M.P. Rodemer (Marc)
Assistant professor - Science Education Research
Heyendaalseweg 135
6525 AJ Nijmegen
Internal postal code: postvak 80
Internal address: 80
Postbus 9010
6500 GL NIJMEGEN
I work to improve chemistry education: how we teach mechanisms, how students navigate complex representations, and how instructional design can better support learning. My recent work asks how students learn from errors, both their own and others’, and how they handle misinformation in science-related topics. I co-coordinate an international research network on organic chemistry education and teaching (ROChET) with the goal is to strengthen university-level teaching through coordinated research and research–practice partnerships.
Research focus
- Learning from errors. I study how students detect, diagnose, and correct errors, and how discussions about errors shapes critical thinking and learning.
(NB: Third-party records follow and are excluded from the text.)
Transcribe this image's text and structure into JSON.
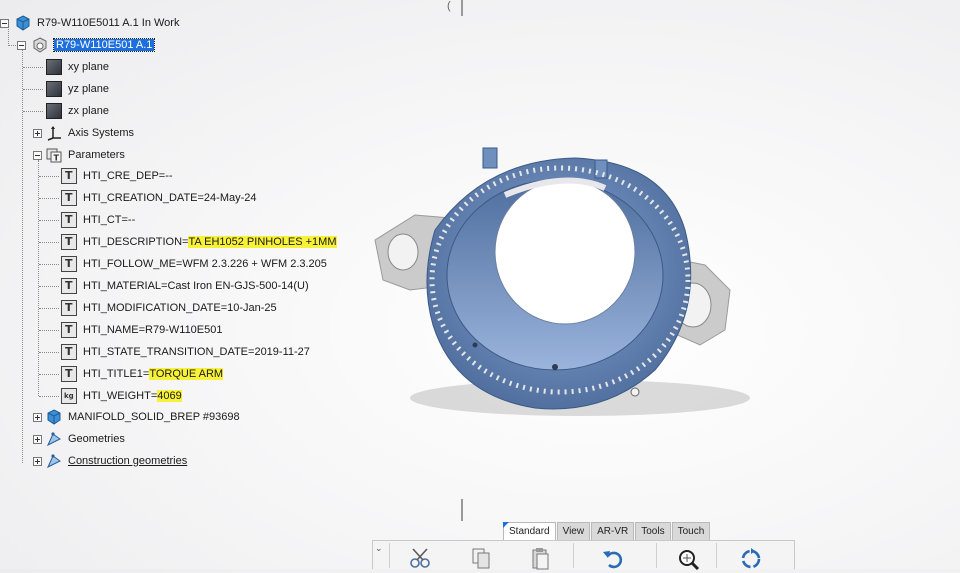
{
  "tree": {
    "root": "R79-W110E5011 A.1 In Work",
    "part": "R79-W110E501 A.1",
    "planes": [
      "xy plane",
      "yz plane",
      "zx plane"
    ],
    "axis_systems": "Axis Systems",
    "parameters_label": "Parameters",
    "parameters": [
      {
        "text": "HTI_CRE_DEP=--"
      },
      {
        "text": "HTI_CREATION_DATE=24-May-24"
      },
      {
        "text": "HTI_CT=--"
      },
      {
        "prefix": "HTI_DESCRIPTION=",
        "value": "TA EH1052 PINHOLES +1MM"
      },
      {
        "text": "HTI_FOLLOW_ME=WFM 2.3.226 + WFM 2.3.205"
      },
      {
        "text": "HTI_MATERIAL=Cast Iron EN-GJS-500-14(U)"
      },
      {
        "text": "HTI_MODIFICATION_DATE=10-Jan-25"
      },
      {
        "text": "HTI_NAME=R79-W110E501"
      },
      {
        "text": "HTI_STATE_TRANSITION_DATE=2019-11-27"
      },
      {
        "prefix": "HTI_TITLE1=",
        "value": "TORQUE ARM"
      },
      {
        "prefix": "HTI_WEIGHT=",
        "value": "4069"
      }
    ],
    "brep": "MANIFOLD_SOLID_BREP #93698",
    "geometries": "Geometries",
    "construction": "Construction geometries"
  },
  "toolbar": {
    "tabs": [
      "Standard",
      "View",
      "AR-VR",
      "Tools",
      "Touch"
    ],
    "active_tab": "Standard",
    "buttons": [
      "cut-icon",
      "copy-icon",
      "paste-icon",
      "undo-icon",
      "zoom-fit-icon",
      "refresh-icon"
    ]
  },
  "colors": {
    "part_blue": "#6f8fbf",
    "flange_gray": "#c9c9c9",
    "highlight_yellow": "#f7f13a",
    "selection_blue": "#1d6fe0"
  }
}
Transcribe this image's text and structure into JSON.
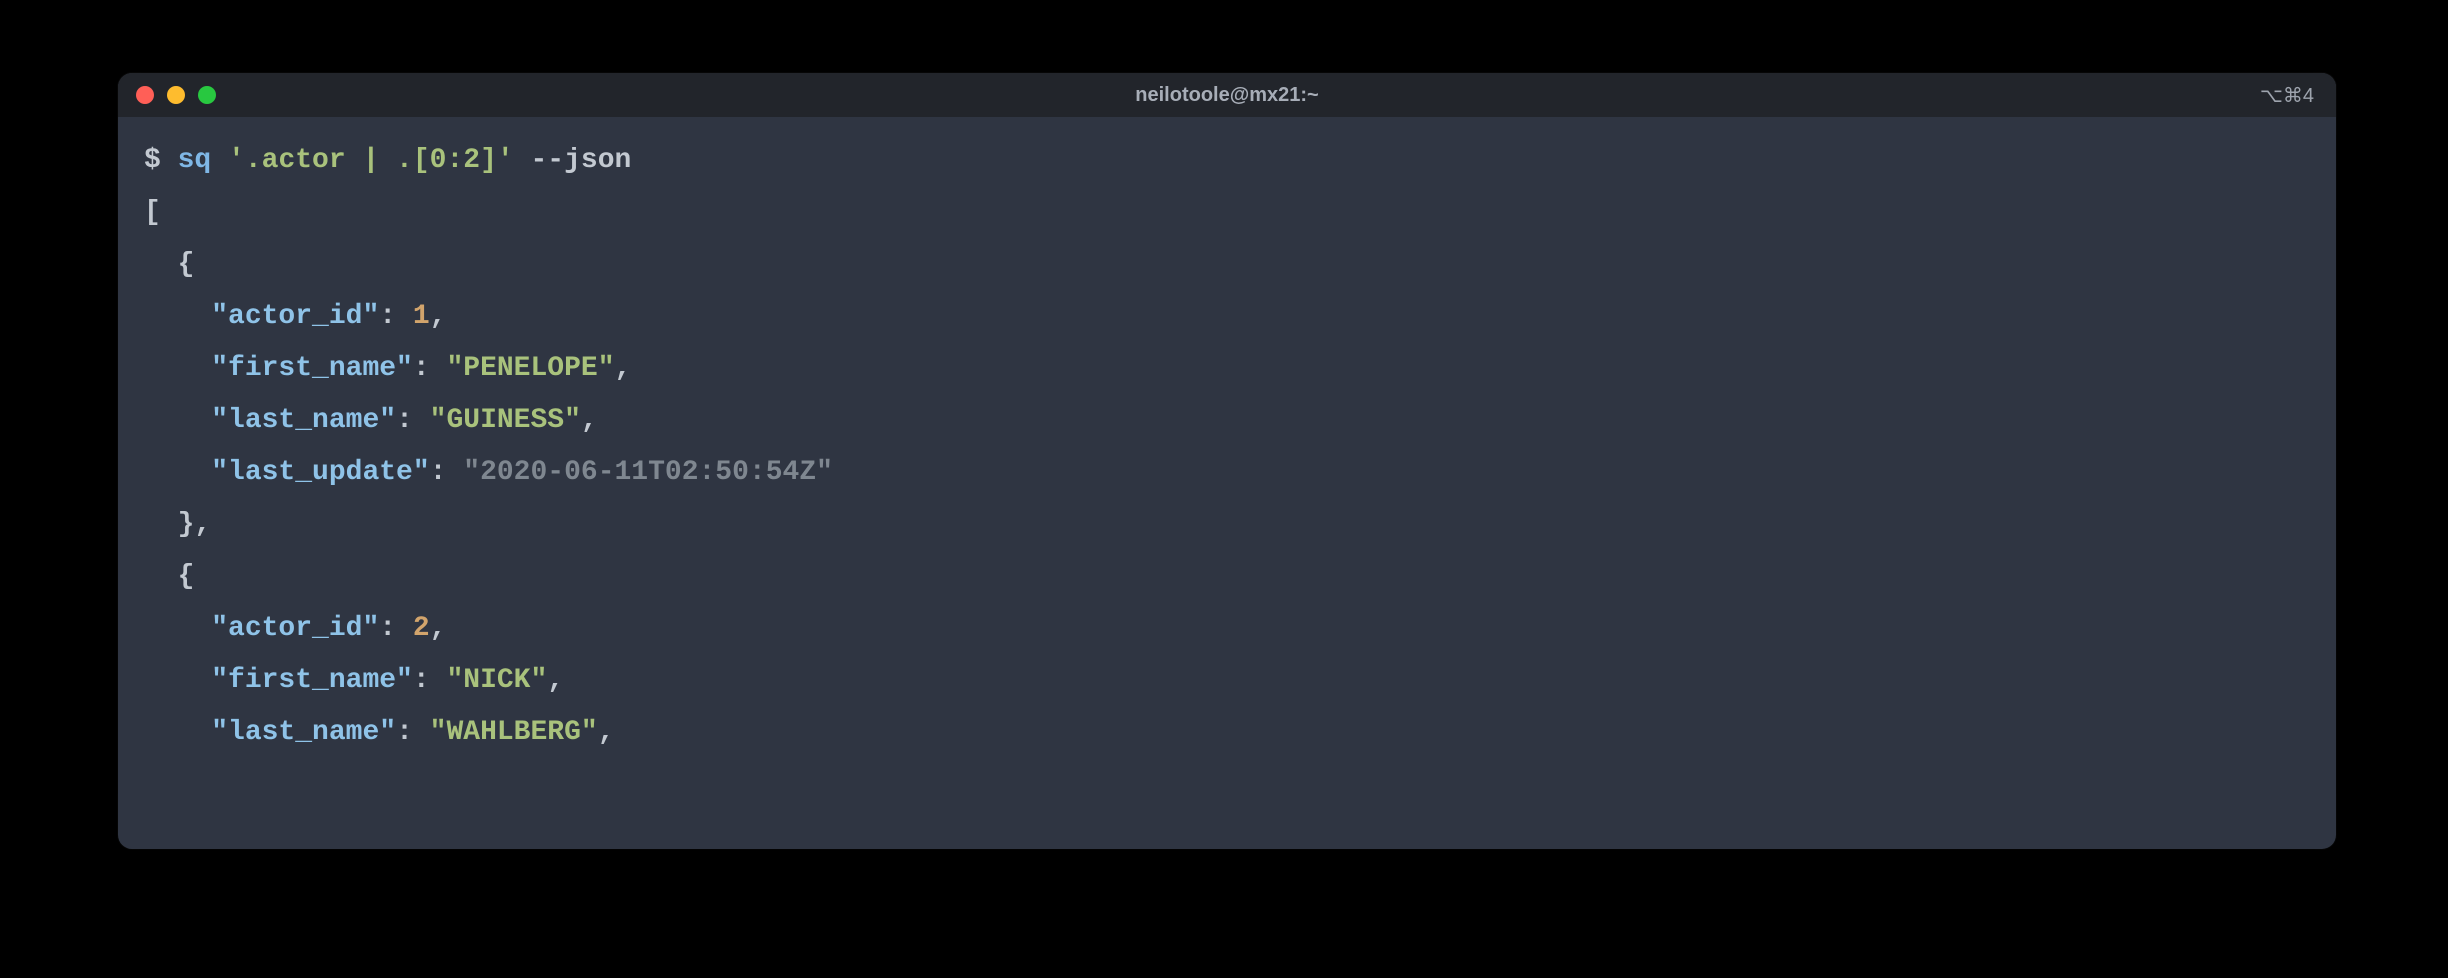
{
  "titlebar": {
    "title": "neilotoole@mx21:~",
    "right": "⌥⌘4"
  },
  "prompt": {
    "symbol": "$",
    "command": "sq",
    "argument": "'.actor | .[0:2]'",
    "flag": "--json"
  },
  "output": {
    "open_bracket": "[",
    "records": [
      {
        "open": "{",
        "fields": [
          {
            "key": "\"actor_id\"",
            "colon": ": ",
            "value": "1",
            "kind": "num",
            "trail": ","
          },
          {
            "key": "\"first_name\"",
            "colon": ": ",
            "value": "\"PENELOPE\"",
            "kind": "str",
            "trail": ","
          },
          {
            "key": "\"last_name\"",
            "colon": ": ",
            "value": "\"GUINESS\"",
            "kind": "str",
            "trail": ","
          },
          {
            "key": "\"last_update\"",
            "colon": ": ",
            "value": "\"2020-06-11T02:50:54Z\"",
            "kind": "dimstr",
            "trail": ""
          }
        ],
        "close": "},"
      },
      {
        "open": "{",
        "fields": [
          {
            "key": "\"actor_id\"",
            "colon": ": ",
            "value": "2",
            "kind": "num",
            "trail": ","
          },
          {
            "key": "\"first_name\"",
            "colon": ": ",
            "value": "\"NICK\"",
            "kind": "str",
            "trail": ","
          },
          {
            "key": "\"last_name\"",
            "colon": ": ",
            "value": "\"WAHLBERG\"",
            "kind": "str",
            "trail": ","
          }
        ],
        "close": ""
      }
    ]
  },
  "indent": {
    "one": "  ",
    "two": "    "
  }
}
I also examine how students’ feelings about errors influence their engagement, and how guided critique of misinformation can strengthen scientific literacy.
- Learning with complex representations. I investigate how representations shape task difficulty and how multimedia learning with AI-tools, scaffolds, and different test formats guide reasoning. I triangulate learning outcomes with process data (e.g. eye-movements) as indicators of attention or cognitive load.
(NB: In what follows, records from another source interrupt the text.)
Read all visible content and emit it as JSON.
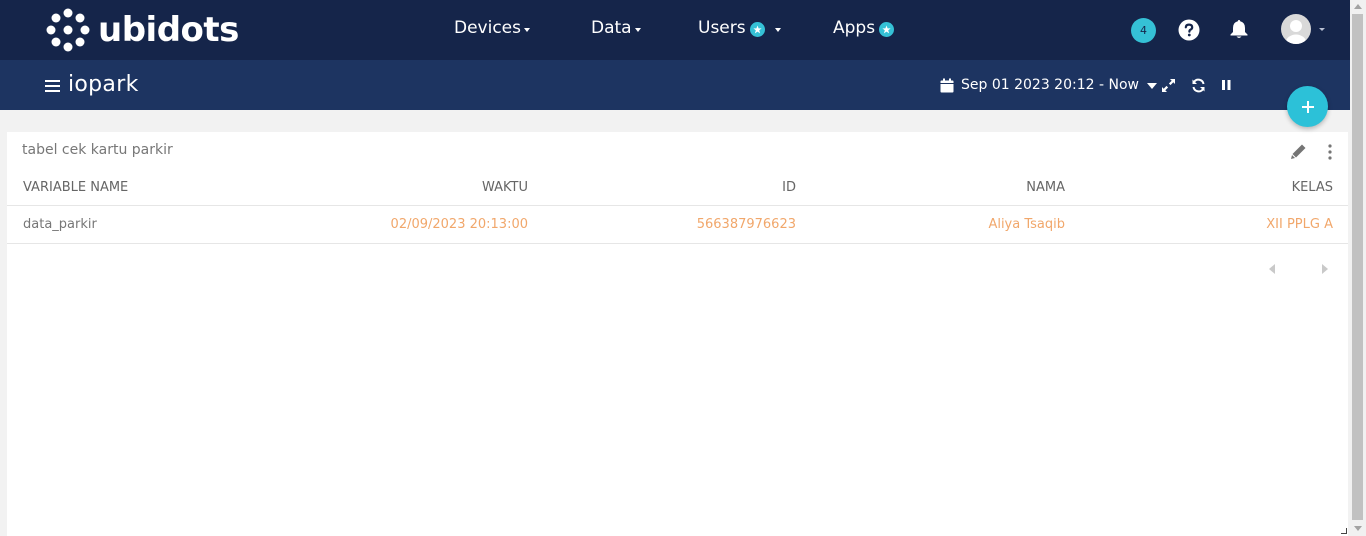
{
  "app": {
    "logo_text": "ubidots",
    "brand_color": "#15254a",
    "accent_color": "#35c1d6"
  },
  "nav": {
    "items": [
      {
        "label": "Devices",
        "has_caret": true,
        "has_star": false
      },
      {
        "label": "Data",
        "has_caret": true,
        "has_star": false
      },
      {
        "label": "Users",
        "has_caret": true,
        "has_star": true
      },
      {
        "label": "Apps",
        "has_caret": false,
        "has_star": true
      }
    ],
    "notification_count": "4",
    "icons": [
      "help-icon",
      "bell-icon",
      "avatar"
    ]
  },
  "dashboard": {
    "title": "iopark",
    "date_range": "Sep 01 2023 20:12 - Now",
    "controls": [
      "calendar-icon",
      "expand-icon",
      "refresh-icon",
      "pause-icon"
    ]
  },
  "widget": {
    "title": "tabel cek kartu parkir",
    "columns": [
      "VARIABLE NAME",
      "WAKTU",
      "ID",
      "NAMA",
      "KELAS"
    ],
    "rows": [
      [
        "data_parkir",
        "02/09/2023 20:13:00",
        "566387976623",
        "Aliya Tsaqib",
        "XII PPLG A"
      ]
    ],
    "value_color": "#f1a76b"
  }
}
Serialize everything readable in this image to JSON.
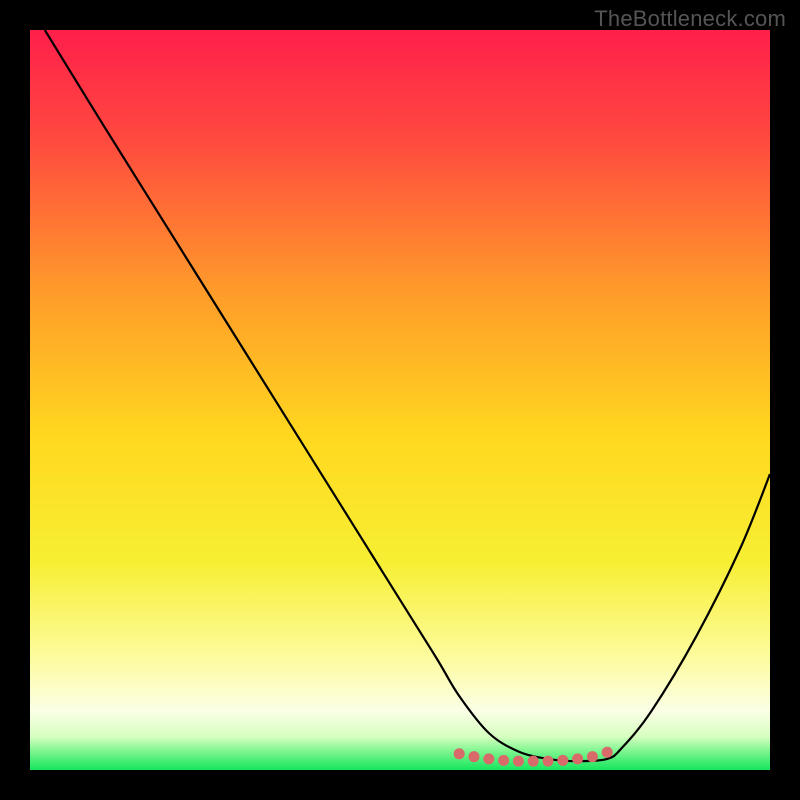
{
  "watermark": "TheBottleneck.com",
  "chart_data": {
    "type": "line",
    "title": "",
    "xlabel": "",
    "ylabel": "",
    "xlim": [
      0,
      100
    ],
    "ylim": [
      0,
      100
    ],
    "grid": false,
    "legend": false,
    "background_gradient": {
      "stops": [
        {
          "offset": 0.0,
          "color": "#ff1f4b"
        },
        {
          "offset": 0.15,
          "color": "#ff4a3f"
        },
        {
          "offset": 0.35,
          "color": "#ff9a2a"
        },
        {
          "offset": 0.55,
          "color": "#ffd81f"
        },
        {
          "offset": 0.72,
          "color": "#f7ef34"
        },
        {
          "offset": 0.85,
          "color": "#fdfca0"
        },
        {
          "offset": 0.92,
          "color": "#fbffe6"
        },
        {
          "offset": 0.955,
          "color": "#d6ffc0"
        },
        {
          "offset": 0.975,
          "color": "#7cf58e"
        },
        {
          "offset": 1.0,
          "color": "#14e65c"
        }
      ]
    },
    "series": [
      {
        "name": "bottleneck-curve",
        "color": "#000000",
        "x": [
          2,
          10,
          20,
          30,
          40,
          50,
          55,
          58,
          62,
          66,
          70,
          74,
          78,
          80,
          84,
          90,
          96,
          100
        ],
        "y": [
          100,
          87,
          71,
          55,
          39,
          23,
          15,
          10,
          5,
          2.5,
          1.5,
          1.2,
          1.5,
          3,
          8,
          18,
          30,
          40
        ]
      }
    ],
    "markers": {
      "name": "optimal-range",
      "color": "#d96a6a",
      "x": [
        58,
        60,
        62,
        64,
        66,
        68,
        70,
        72,
        74,
        76,
        78
      ],
      "y": [
        2.2,
        1.8,
        1.5,
        1.3,
        1.2,
        1.2,
        1.2,
        1.3,
        1.5,
        1.8,
        2.4
      ]
    }
  }
}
- Professional development. I examine how instructors apply mechanistic explanations and integrate interactive learning practices. I also study pre-service teacher training focused on diagnosing student errors, assessing heterogeneous learner prerequisites, and planning differentiated instruction.
Teaching
I bring my research straight into the classroom: interactive, evidence informed, and student-centered. I foster a classroom environment where all ideas are welcome and examined together, and where misunderstandings become shared opportunities to deepen reasoning and build scientific literacy. My courses include frequent formative feedback, opportunities to revise, and structured reflection. My aim is to help them become proficient chemistry teachers who help learners do chemistry, not just learn about it.